Temple University football (2-1, 0-0 The American Athletic Conference) had its chance to prove they should be a nationally ranked team when they traveled to Buffalo on Saturday.
Instead, the Owls turned in their worst performance of the season.
“This one is on me,” Coach Rod Carey said. “I didn’t have them ready enough.”
The Owls lost 38-22 to the University at Buffalo (2-2, 0-0 MAC) on Saturday, just one week after knocking off then nationally ranked the University of Maryland (2-1, 0-0 The Big Ten) at home. After their victory against the Terrapins, Temple received seven votes in the NCAA coaches poll, according to CBS Sports.
The Bulls came into the game Saturday with a 1-2 record after losing two straight games by double-digits. This game was supposed to be an easy win for the Owls and a chance to prove they deserved the votes they received after beating Maryland.
Temple got off to a hot start with a touchdown pass from redshirt-junior quarterback Anthony Russo to senior wide receiver Isaiah Wright, putting the Owls ahead 7-0.
After that, the Owls made mistake after mistake leading to their 16-point loss.
Russo threw three interceptions and had a fumble. The defense allowed 217 rushing yards. Special teams had a second straight week with a bad snap leading to a fumble. The Bulls scored 21 points off the Owls turnovers, Carey said.
Temple’s passing game needs more variety. Most plays are either a deep pass down the sideline or a 10-yard out route. Buffalo took those plays away from the Owls and they struggled to adapt.
The Owls failed to play disciplined football on Saturday, too. Temple totaled seven penalties, resulting in 57 yards for the Bulls.
Senior linebacker Shaun Bradley was disqualified from the game because of a targeting penalty in the second quarter after he lowered his head and hit Bulls redshirt-freshman quarterback Matt Myers.
Bradley is one of Temple’s best run defenders, so losing him against a team who loves to run the ball limited the defense’s ability to stop what the Bulls do well.
“Obviously, Shaun is a tremendous player, and it was an unfortunate call,” Carey said. “He was making a football play, and unfortunately, he got his head down which you can’t do.”
This is the Owls’ first adversity in the Carey-era and the team’s response will be important.

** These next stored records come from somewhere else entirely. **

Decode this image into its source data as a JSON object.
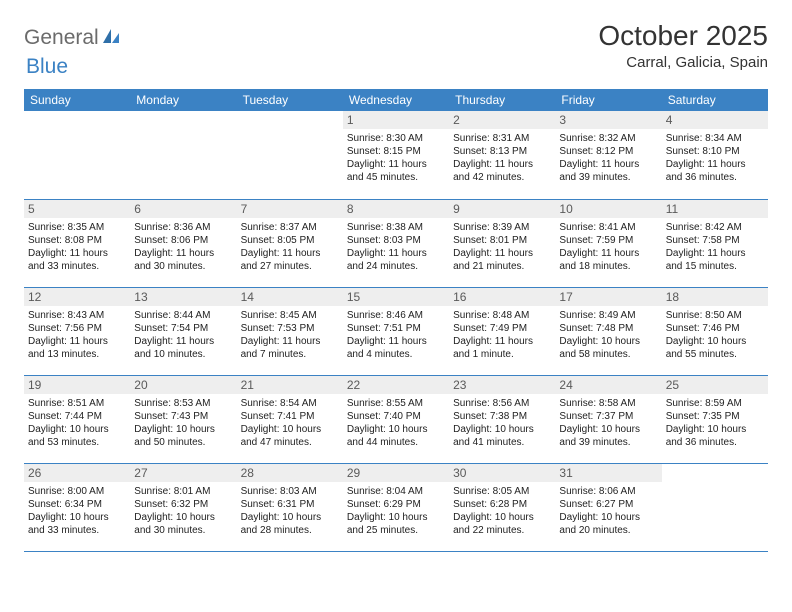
{
  "brand": {
    "part1": "General",
    "part2": "Blue"
  },
  "title": "October 2025",
  "location": "Carral, Galicia, Spain",
  "colors": {
    "header_bg": "#3b82c4",
    "header_text": "#ffffff",
    "daynum_bg": "#eeeeee",
    "border": "#3b82c4",
    "body_text": "#222222",
    "title_text": "#333333",
    "brand_gray": "#6b6b6b"
  },
  "daysOfWeek": [
    "Sunday",
    "Monday",
    "Tuesday",
    "Wednesday",
    "Thursday",
    "Friday",
    "Saturday"
  ],
  "weeks": [
    [
      {
        "n": "",
        "lines": []
      },
      {
        "n": "",
        "lines": []
      },
      {
        "n": "",
        "lines": []
      },
      {
        "n": "1",
        "lines": [
          "Sunrise: 8:30 AM",
          "Sunset: 8:15 PM",
          "Daylight: 11 hours and 45 minutes."
        ]
      },
      {
        "n": "2",
        "lines": [
          "Sunrise: 8:31 AM",
          "Sunset: 8:13 PM",
          "Daylight: 11 hours and 42 minutes."
        ]
      },
      {
        "n": "3",
        "lines": [
          "Sunrise: 8:32 AM",
          "Sunset: 8:12 PM",
          "Daylight: 11 hours and 39 minutes."
        ]
      },
      {
        "n": "4",
        "lines": [
          "Sunrise: 8:34 AM",
          "Sunset: 8:10 PM",
          "Daylight: 11 hours and 36 minutes."
        ]
      }
    ],
    [
      {
        "n": "5",
        "lines": [
          "Sunrise: 8:35 AM",
          "Sunset: 8:08 PM",
          "Daylight: 11 hours and 33 minutes."
        ]
      },
      {
        "n": "6",
        "lines": [
          "Sunrise: 8:36 AM",
          "Sunset: 8:06 PM",
          "Daylight: 11 hours and 30 minutes."
        ]
      },
      {
        "n": "7",
        "lines": [
          "Sunrise: 8:37 AM",
          "Sunset: 8:05 PM",
          "Daylight: 11 hours and 27 minutes."
        ]
      },
      {
        "n": "8",
        "lines": [
          "Sunrise: 8:38 AM",
          "Sunset: 8:03 PM",
          "Daylight: 11 hours and 24 minutes."
        ]
      },
      {
        "n": "9",
        "lines": [
          "Sunrise: 8:39 AM",
          "Sunset: 8:01 PM",
          "Daylight: 11 hours and 21 minutes."
        ]
      },
      {
        "n": "10",
        "lines": [
          "Sunrise: 8:41 AM",
          "Sunset: 7:59 PM",
          "Daylight: 11 hours and 18 minutes."
        ]
      },
      {
        "n": "11",
        "lines": [
          "Sunrise: 8:42 AM",
          "Sunset: 7:58 PM",
          "Daylight: 11 hours and 15 minutes."
        ]
      }
    ],
    [
      {
        "n": "12",
        "lines": [
          "Sunrise: 8:43 AM",
          "Sunset: 7:56 PM",
          "Daylight: 11 hours and 13 minutes."
        ]
      },
      {
        "n": "13",
        "lines": [
          "Sunrise: 8:44 AM",
          "Sunset: 7:54 PM",
          "Daylight: 11 hours and 10 minutes."
        ]
      },
      {
        "n": "14",
        "lines": [
          "Sunrise: 8:45 AM",
          "Sunset: 7:53 PM",
          "Daylight: 11 hours and 7 minutes."
        ]
      },
      {
        "n": "15",
        "lines": [
          "Sunrise: 8:46 AM",
          "Sunset: 7:51 PM",
          "Daylight: 11 hours and 4 minutes."
        ]
      },
      {
        "n": "16",
        "lines": [
          "Sunrise: 8:48 AM",
          "Sunset: 7:49 PM",
          "Daylight: 11 hours and 1 minute."
        ]
      },
      {
        "n": "17",
        "lines": [
          "Sunrise: 8:49 AM",
          "Sunset: 7:48 PM",
          "Daylight: 10 hours and 58 minutes."
        ]
      },
      {
        "n": "18",
        "lines": [
          "Sunrise: 8:50 AM",
          "Sunset: 7:46 PM",
          "Daylight: 10 hours and 55 minutes."
        ]
      }
    ],
    [
      {
        "n": "19",
        "lines": [
          "Sunrise: 8:51 AM",
          "Sunset: 7:44 PM",
          "Daylight: 10 hours and 53 minutes."
        ]
      },
      {
        "n": "20",
        "lines": [
          "Sunrise: 8:53 AM",
          "Sunset: 7:43 PM",
          "Daylight: 10 hours and 50 minutes."
        ]
      },
      {
        "n": "21",
        "lines": [
          "Sunrise: 8:54 AM",
          "Sunset: 7:41 PM",
          "Daylight: 10 hours and 47 minutes."
        ]
      },
      {
        "n": "22",
        "lines": [
          "Sunrise: 8:55 AM",
          "Sunset: 7:40 PM",
          "Daylight: 10 hours and 44 minutes."
        ]
      },
      {
        "n": "23",
        "lines": [
          "Sunrise: 8:56 AM",
          "Sunset: 7:38 PM",
          "Daylight: 10 hours and 41 minutes."
        ]
      },
      {
        "n": "24",
        "lines": [
          "Sunrise: 8:58 AM",
          "Sunset: 7:37 PM",
          "Daylight: 10 hours and 39 minutes."
        ]
      },
      {
        "n": "25",
        "lines": [
          "Sunrise: 8:59 AM",
          "Sunset: 7:35 PM",
          "Daylight: 10 hours and 36 minutes."
        ]
      }
    ],
    [
      {
        "n": "26",
        "lines": [
          "Sunrise: 8:00 AM",
          "Sunset: 6:34 PM",
          "Daylight: 10 hours and 33 minutes."
        ]
      },
      {
        "n": "27",
        "lines": [
          "Sunrise: 8:01 AM",
          "Sunset: 6:32 PM",
          "Daylight: 10 hours and 30 minutes."
        ]
      },
      {
        "n": "28",
        "lines": [
          "Sunrise: 8:03 AM",
          "Sunset: 6:31 PM",
          "Daylight: 10 hours and 28 minutes."
        ]
      },
      {
        "n": "29",
        "lines": [
          "Sunrise: 8:04 AM",
          "Sunset: 6:29 PM",
          "Daylight: 10 hours and 25 minutes."
        ]
      },
      {
        "n": "30",
        "lines": [
          "Sunrise: 8:05 AM",
          "Sunset: 6:28 PM",
          "Daylight: 10 hours and 22 minutes."
        ]
      },
      {
        "n": "31",
        "lines": [
          "Sunrise: 8:06 AM",
          "Sunset: 6:27 PM",
          "Daylight: 10 hours and 20 minutes."
        ]
      },
      {
        "n": "",
        "lines": []
      }
    ]
  ]
}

But Carey restricted players from talking to the media after the game, saying the team needed to catch a flight.
Quickly after, Carey added that he wanted to “protect his players.”
While Carey has the right to keep players from speaking to the media, it sends a confusing message about accountability. Part of handling adversity is answering questions when you don’t perform well.
Temple plays in a difficult conference, and there will be a lot of adversity ahead. Shielding the players from talking to the media after a game against Buffalo sets a bad example for the rest of the season when the team has more difficult opponents ahead.
The Owls will face defending conference champion Central Florida, who has compiled a 28-2 record since 2017, on Oct. 26 at home.
Beating a single nationally ranked team doesn’t mean the Owls should be considered for a national ranking, and the game against Buffalo proved that.
Carey was right. The Owls weren’t ready, and they aren’t ready for what’s ahead.